The odds ratios for each independent variable indicate whether to keep that variable in the model. If the odds ratio is 1 that variable does not help the predictive power of the model while statistically significantly greater than or less than one indicates the variable has predictive power.

 

 

b) Receiver Operating Characteristic (ROC) Curve

 

   

The ROC curve is used to graphically show the trade off between Sensitivity (the true positive rate) and Specificity (the true negative rate). If the model has no predictive power all the point will lye n a 45 degree line.  A greater area between the 45 degree line and the ROC curve indicates a more predictive model.

 

 

c) Lorenze Curve

 

        The Lorenz curve is a rotated ROC curve.
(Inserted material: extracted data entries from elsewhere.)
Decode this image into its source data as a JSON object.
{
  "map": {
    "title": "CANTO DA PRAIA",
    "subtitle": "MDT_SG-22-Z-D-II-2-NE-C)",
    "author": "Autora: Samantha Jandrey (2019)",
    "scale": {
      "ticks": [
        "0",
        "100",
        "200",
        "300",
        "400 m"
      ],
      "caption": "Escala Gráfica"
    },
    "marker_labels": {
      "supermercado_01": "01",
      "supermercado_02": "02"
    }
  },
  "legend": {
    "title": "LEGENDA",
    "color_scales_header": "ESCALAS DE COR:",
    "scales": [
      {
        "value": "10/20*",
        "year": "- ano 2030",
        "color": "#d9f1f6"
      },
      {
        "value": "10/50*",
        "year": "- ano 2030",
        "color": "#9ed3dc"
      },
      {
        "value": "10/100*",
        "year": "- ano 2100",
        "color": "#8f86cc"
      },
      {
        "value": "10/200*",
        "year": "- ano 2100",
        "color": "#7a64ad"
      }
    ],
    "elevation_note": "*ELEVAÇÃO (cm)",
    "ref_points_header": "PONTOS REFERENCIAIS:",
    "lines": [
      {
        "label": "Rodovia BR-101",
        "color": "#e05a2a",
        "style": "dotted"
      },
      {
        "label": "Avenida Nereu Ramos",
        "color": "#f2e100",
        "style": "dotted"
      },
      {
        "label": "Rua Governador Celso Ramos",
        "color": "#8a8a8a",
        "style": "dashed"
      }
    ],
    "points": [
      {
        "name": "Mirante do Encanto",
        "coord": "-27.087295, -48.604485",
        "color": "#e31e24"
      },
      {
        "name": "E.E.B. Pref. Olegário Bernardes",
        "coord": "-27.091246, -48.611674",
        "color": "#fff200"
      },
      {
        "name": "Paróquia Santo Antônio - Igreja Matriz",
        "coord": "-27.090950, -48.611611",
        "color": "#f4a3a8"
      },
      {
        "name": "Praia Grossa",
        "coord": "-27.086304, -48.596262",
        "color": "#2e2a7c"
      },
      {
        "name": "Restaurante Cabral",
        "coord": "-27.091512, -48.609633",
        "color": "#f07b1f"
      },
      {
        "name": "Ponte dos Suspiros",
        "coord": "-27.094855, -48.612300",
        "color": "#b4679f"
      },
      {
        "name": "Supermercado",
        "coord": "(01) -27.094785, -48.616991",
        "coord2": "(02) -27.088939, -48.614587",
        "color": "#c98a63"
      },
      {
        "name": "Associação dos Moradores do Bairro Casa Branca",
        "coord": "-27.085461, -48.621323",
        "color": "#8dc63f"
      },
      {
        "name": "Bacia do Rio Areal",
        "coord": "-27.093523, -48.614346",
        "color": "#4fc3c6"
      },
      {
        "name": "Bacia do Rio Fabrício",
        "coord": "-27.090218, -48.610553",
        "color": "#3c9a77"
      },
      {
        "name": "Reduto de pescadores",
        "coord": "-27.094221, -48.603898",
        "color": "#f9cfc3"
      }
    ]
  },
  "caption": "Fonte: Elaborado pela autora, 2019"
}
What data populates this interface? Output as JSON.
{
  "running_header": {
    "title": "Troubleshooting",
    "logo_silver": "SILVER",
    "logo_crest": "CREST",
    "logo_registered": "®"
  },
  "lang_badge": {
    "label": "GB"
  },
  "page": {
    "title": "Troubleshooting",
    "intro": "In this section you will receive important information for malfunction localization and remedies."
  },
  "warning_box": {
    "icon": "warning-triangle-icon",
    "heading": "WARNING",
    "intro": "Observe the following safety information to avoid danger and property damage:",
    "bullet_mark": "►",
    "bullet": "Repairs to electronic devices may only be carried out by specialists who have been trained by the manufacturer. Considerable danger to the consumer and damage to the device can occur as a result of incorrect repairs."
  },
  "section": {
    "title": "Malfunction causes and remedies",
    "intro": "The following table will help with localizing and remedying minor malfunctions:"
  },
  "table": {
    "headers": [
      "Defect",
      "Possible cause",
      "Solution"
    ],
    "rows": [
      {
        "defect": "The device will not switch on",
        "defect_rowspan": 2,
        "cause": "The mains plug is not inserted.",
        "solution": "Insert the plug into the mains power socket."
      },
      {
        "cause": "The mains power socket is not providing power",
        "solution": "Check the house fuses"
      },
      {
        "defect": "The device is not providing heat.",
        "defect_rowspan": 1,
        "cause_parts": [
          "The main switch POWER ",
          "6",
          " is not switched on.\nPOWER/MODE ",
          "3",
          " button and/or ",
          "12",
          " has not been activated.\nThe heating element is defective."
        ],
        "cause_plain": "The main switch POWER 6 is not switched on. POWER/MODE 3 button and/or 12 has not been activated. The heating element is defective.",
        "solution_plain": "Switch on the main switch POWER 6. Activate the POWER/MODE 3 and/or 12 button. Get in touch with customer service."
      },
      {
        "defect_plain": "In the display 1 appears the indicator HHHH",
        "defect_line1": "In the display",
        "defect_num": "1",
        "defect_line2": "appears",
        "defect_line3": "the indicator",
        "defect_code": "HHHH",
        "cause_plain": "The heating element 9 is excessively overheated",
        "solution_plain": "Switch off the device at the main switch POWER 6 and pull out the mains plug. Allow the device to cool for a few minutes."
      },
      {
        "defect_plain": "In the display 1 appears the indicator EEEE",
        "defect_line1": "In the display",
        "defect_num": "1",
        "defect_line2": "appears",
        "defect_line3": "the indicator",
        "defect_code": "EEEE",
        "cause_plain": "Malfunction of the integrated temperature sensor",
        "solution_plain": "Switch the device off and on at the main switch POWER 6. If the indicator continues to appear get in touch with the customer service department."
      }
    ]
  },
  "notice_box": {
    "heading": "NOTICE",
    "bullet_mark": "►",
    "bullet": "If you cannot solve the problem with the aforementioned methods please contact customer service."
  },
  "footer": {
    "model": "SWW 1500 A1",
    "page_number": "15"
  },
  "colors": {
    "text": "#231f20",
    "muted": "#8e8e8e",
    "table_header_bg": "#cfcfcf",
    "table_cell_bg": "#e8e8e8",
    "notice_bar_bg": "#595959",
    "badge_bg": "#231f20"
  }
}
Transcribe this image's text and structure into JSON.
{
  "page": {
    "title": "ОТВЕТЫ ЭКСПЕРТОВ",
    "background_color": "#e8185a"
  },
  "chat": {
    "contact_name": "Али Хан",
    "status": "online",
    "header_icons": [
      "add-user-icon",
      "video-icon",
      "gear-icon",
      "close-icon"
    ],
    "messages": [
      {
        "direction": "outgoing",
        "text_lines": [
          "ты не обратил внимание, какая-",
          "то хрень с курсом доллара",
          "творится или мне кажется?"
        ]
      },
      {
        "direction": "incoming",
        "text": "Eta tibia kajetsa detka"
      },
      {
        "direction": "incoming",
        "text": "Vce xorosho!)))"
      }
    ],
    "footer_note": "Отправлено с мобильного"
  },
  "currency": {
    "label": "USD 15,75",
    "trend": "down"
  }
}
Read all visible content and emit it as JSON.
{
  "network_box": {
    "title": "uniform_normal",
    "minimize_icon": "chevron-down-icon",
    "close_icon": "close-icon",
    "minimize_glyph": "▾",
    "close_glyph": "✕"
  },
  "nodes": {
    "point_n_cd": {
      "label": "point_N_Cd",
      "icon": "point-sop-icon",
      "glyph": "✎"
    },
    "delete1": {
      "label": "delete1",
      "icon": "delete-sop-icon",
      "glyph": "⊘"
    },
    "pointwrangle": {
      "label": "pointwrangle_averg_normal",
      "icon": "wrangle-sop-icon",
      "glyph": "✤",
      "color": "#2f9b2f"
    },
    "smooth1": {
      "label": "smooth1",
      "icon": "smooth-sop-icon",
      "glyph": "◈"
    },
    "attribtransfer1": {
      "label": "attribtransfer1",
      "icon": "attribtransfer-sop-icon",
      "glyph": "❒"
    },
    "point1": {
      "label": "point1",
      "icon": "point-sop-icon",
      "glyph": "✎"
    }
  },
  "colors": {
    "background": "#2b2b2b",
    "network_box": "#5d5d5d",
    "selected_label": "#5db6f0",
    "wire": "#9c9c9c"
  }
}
In other words, it is a plot of the cumulative percentage of cases selected by the model against the cumulative percentage of actual positive events.  Like with the ROC curven the area between the curve and the 45 degree line is called the Gini coefficient and is used to measure the fit of a model.  The higher the coefficient the better fitting the model.

 

 

d) Confusion Matrix

 

   

The confusion matrix shows the actual verse forecasted outcome for a binary or categorical process.

 

  Predicted
Yes No
Actual Yes a b
No c d

a: The number of times the model predicted Yes and the outcome was Yes.

b: The number of times the model predicted No and the outcome was Yes

c: The number of times the model predicted Yes and the outcome was No

d: The number of times the model predicted Yes and the outcome was Yes

 

 

e) Profit curve

 

    Uses if the model was used in production what its expected return would be, profit verse score.